REvolve: Reward Evolution with Large Language Models using Human Feedback
Rishi Hazra, Alkis Sygkounas, Andreas Persson, Amy Loutfi, Pedro Zuidberg Dos Martires
TL;DR
REvolve reframes reward design for reinforcement learning as an evolutionary search guided by human feedback, using GPT-4 as a reward designer and genetic programming with an island model to evolve executable Python reward functions. By treating human preferences as non-differentiable fitness signals and deploying LLMs as intelligent genetic operators, REvolve avoids training separate reward models and yields interpretable, task-specific rewards. Across autonomous driving, humanoid locomotion, and dexterous manipulation, REvolve outperforms greedy LLM-based methods like Eureka and surpasses baselines, approaching human expert performance in driving while maintaining diverse reward candidates. The approach highlights a scalable path to human-aligned RL in complex, tacitly defined tasks, though it entails high compute and depends on proprietary LLMs, pointing to future work in open models and real-world transfer.
Abstract
Designing effective reward functions is crucial to training reinforcement learning (RL) algorithms. However, this design is non-trivial, even for domain experts, due to the subjective nature of certain tasks that are hard to quantify explicitly. In recent works, large language models (LLMs) have been used for reward generation from natural language task descriptions, leveraging their extensive instruction tuning and commonsense understanding of human behavior. In this work, we hypothesize that LLMs, guided by human feedback, can be used to formulate reward functions that reflect human implicit knowledge. We study this in three challenging settings -- autonomous driving, humanoid locomotion, and dexterous manipulation -- wherein notions of ``good" behavior are tacit and hard to quantify.

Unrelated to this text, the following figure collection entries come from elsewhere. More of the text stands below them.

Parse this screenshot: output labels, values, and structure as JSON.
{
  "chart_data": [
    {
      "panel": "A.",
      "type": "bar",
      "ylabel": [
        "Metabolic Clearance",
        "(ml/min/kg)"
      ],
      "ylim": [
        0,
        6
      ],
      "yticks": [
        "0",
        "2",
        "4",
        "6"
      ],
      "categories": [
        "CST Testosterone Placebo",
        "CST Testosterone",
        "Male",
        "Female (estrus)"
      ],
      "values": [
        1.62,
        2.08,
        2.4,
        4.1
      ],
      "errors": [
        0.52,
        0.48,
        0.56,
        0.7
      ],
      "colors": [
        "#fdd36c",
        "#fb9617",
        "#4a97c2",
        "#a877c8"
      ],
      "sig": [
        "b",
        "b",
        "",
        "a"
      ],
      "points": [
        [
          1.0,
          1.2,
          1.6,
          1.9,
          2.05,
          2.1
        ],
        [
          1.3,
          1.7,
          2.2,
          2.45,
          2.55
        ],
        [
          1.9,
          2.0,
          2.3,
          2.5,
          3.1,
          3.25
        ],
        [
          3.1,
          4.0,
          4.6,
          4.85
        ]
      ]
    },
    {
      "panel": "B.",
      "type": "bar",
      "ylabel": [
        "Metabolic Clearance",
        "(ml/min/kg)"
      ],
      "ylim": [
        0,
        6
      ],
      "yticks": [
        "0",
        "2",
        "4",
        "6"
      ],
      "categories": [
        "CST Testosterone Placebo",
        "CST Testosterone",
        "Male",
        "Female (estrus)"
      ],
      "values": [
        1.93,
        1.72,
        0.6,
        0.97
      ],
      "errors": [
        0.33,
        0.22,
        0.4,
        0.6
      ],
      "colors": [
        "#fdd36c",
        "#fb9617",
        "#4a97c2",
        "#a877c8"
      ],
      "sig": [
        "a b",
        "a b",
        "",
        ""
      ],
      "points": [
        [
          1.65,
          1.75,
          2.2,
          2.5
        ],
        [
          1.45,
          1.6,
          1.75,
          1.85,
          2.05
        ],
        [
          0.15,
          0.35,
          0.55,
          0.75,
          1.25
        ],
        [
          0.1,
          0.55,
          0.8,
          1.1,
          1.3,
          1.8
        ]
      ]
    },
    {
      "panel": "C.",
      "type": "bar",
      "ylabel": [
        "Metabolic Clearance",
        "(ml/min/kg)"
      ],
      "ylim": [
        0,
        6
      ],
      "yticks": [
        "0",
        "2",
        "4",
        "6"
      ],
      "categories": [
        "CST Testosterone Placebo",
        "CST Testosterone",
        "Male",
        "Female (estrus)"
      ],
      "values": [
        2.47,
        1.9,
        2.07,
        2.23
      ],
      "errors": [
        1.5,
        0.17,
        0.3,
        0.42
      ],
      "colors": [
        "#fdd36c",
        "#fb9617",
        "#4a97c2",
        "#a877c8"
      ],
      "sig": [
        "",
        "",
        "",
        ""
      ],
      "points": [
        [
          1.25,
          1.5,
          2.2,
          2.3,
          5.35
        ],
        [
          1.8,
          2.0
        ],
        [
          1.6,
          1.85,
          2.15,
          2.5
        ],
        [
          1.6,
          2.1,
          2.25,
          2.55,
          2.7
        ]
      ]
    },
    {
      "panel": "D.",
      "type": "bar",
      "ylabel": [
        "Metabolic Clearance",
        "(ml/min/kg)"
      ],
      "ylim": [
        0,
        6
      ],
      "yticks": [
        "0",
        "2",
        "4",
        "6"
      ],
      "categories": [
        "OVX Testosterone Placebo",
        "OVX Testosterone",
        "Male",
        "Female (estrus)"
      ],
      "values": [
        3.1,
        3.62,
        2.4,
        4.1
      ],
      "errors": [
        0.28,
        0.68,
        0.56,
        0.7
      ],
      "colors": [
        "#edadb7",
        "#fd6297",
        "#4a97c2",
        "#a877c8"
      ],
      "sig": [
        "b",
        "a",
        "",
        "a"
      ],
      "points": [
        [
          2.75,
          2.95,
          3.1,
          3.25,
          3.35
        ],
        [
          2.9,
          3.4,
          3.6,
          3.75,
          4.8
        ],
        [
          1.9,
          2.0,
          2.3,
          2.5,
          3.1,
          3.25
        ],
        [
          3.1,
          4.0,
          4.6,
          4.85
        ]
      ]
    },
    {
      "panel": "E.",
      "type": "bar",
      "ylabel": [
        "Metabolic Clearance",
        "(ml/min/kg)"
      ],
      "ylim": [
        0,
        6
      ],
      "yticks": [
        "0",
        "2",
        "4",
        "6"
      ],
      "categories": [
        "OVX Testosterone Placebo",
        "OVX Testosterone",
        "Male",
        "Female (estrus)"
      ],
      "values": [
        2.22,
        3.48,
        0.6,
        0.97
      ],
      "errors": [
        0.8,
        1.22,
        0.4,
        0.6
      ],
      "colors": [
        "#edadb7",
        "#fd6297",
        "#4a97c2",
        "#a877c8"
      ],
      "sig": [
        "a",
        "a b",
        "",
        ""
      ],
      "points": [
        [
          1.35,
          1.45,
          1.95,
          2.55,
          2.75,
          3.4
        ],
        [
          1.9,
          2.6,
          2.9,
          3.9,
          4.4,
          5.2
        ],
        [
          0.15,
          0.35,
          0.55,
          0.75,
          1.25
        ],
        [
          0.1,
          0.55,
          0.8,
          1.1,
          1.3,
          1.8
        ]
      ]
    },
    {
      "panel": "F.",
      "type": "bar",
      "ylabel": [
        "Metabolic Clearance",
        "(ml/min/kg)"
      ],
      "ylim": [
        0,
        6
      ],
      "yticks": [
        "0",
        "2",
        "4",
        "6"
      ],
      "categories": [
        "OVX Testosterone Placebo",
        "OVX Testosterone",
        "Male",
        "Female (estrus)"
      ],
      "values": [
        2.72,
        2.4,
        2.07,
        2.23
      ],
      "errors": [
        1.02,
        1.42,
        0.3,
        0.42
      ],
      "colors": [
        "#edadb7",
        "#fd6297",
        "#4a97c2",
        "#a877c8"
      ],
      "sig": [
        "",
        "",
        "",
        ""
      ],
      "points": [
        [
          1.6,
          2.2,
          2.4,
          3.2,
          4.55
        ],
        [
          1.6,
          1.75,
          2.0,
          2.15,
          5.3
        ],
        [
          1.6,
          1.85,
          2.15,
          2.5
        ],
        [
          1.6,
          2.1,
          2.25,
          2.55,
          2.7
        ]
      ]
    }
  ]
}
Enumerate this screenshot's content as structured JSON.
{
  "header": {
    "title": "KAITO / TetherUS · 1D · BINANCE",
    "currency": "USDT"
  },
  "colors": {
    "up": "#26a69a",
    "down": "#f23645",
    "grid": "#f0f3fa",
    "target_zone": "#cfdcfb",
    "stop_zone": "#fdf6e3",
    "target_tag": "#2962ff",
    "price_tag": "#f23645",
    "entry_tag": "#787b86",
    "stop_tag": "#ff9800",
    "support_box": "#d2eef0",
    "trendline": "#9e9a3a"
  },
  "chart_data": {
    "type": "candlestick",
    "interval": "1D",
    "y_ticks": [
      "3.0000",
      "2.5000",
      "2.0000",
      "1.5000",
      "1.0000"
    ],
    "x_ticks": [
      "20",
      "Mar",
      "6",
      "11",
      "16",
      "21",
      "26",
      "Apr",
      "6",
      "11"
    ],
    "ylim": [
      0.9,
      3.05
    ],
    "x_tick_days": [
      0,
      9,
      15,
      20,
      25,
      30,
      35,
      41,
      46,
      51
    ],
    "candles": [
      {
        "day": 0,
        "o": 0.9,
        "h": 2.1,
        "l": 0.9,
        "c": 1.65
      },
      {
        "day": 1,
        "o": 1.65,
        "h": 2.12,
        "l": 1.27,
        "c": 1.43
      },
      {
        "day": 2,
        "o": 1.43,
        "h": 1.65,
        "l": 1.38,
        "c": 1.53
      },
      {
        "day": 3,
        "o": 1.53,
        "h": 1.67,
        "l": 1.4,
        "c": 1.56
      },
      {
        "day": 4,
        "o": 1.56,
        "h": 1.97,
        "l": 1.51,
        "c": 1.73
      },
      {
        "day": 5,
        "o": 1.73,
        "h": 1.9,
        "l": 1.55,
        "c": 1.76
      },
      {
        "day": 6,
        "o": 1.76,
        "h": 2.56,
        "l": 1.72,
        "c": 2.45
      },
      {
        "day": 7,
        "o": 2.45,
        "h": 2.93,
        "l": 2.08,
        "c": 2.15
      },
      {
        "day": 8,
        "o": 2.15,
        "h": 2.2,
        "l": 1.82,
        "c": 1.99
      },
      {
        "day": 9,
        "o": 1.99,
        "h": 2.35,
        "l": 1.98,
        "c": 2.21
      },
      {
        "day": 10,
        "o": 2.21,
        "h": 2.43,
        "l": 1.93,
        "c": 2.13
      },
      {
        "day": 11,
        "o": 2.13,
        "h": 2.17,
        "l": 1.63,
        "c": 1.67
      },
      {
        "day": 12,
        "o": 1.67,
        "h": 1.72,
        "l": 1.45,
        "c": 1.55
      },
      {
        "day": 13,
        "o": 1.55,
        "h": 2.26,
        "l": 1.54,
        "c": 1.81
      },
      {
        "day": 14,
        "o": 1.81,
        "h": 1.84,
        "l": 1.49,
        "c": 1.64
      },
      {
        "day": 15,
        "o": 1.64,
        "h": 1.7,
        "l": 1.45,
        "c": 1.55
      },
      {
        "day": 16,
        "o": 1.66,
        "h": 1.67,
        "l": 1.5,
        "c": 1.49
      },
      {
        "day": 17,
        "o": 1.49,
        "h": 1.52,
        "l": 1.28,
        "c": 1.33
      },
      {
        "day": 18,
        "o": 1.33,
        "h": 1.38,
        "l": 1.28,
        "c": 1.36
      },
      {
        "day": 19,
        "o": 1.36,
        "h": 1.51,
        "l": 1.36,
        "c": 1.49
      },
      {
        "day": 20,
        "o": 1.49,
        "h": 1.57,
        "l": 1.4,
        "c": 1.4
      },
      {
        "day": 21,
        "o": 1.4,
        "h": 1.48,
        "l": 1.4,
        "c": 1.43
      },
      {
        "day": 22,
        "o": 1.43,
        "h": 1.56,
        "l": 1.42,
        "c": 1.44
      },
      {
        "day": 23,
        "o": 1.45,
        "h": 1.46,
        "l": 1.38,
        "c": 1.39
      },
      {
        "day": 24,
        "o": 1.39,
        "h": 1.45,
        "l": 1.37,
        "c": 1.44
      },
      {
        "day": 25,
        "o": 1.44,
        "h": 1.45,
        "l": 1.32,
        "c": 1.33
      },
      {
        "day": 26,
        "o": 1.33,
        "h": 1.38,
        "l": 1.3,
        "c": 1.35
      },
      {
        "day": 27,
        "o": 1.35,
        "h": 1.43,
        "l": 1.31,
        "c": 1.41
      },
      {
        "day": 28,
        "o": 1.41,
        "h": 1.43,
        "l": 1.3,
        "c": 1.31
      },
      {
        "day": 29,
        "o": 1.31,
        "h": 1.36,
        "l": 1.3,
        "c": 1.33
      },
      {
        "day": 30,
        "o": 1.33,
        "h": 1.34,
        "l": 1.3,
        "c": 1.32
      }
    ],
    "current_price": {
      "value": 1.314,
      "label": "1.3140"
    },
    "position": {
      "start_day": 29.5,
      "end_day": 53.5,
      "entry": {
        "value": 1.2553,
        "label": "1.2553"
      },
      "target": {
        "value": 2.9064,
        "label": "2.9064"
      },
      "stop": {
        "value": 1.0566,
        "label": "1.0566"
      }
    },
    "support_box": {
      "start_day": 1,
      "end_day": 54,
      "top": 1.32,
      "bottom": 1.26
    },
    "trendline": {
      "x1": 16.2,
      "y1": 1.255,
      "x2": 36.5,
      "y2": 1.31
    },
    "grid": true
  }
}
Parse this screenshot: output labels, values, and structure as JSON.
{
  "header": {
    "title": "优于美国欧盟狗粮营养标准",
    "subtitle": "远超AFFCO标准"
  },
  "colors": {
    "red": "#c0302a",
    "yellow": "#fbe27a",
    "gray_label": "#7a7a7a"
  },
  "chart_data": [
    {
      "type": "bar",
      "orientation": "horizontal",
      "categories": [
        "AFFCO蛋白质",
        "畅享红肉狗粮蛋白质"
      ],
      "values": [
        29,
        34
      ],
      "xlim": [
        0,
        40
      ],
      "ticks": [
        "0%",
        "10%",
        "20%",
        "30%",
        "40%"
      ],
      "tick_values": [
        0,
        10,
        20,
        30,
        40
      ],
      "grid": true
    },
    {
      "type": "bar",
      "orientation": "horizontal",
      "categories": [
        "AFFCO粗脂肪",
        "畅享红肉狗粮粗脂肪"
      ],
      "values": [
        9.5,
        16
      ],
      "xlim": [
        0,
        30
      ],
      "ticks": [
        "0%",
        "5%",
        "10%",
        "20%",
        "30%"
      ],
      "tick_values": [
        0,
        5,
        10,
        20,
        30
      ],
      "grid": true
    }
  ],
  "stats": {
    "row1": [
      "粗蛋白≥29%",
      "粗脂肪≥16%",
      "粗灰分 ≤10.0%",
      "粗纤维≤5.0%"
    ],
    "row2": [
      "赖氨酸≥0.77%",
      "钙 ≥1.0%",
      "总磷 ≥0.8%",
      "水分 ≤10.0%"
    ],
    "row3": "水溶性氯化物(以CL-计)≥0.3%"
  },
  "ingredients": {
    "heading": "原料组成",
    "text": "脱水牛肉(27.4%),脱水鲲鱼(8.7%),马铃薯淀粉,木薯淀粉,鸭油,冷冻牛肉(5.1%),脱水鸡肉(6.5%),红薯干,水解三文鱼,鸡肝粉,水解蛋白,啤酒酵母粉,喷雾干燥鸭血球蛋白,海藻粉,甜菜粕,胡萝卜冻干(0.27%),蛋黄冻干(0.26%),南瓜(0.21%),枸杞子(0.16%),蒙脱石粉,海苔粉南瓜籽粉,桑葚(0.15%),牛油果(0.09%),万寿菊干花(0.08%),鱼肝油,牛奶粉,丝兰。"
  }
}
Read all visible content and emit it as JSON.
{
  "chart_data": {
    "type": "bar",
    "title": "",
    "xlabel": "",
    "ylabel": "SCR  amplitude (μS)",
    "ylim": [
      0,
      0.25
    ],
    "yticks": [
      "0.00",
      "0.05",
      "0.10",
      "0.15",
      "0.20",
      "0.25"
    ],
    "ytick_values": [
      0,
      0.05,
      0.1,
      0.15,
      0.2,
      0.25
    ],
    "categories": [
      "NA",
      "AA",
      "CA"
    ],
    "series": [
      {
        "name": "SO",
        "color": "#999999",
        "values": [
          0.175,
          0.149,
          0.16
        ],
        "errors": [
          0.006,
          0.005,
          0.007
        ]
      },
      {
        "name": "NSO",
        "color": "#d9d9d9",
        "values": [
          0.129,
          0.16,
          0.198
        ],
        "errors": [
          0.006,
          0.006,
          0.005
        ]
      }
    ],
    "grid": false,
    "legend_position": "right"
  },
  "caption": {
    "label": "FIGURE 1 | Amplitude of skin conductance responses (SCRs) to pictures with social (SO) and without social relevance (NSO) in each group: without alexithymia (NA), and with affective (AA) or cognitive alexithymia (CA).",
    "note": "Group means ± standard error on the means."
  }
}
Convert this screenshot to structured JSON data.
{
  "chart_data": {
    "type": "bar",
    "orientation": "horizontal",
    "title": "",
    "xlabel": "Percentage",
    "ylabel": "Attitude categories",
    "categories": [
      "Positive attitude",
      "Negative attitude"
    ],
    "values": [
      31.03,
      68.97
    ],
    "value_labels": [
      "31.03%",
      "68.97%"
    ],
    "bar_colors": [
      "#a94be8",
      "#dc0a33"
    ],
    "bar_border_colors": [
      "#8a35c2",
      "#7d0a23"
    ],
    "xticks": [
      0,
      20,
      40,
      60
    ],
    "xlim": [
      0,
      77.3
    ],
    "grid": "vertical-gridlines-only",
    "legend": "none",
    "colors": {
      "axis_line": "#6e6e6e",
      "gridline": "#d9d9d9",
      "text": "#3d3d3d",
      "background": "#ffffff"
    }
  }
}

To this end, we introduce REvolve, a truly evolutionary framework that uses LLMs for reward design in RL. REvolve generates and refines reward functions by utilizing human feedback to guide the evolution process, effectively translating implicit human knowledge into explicit reward functions for training (deep) RL agents. Experimentally, we demonstrate that agents trained on REvolve-designed rewards outperform other state-of-the-art baselines.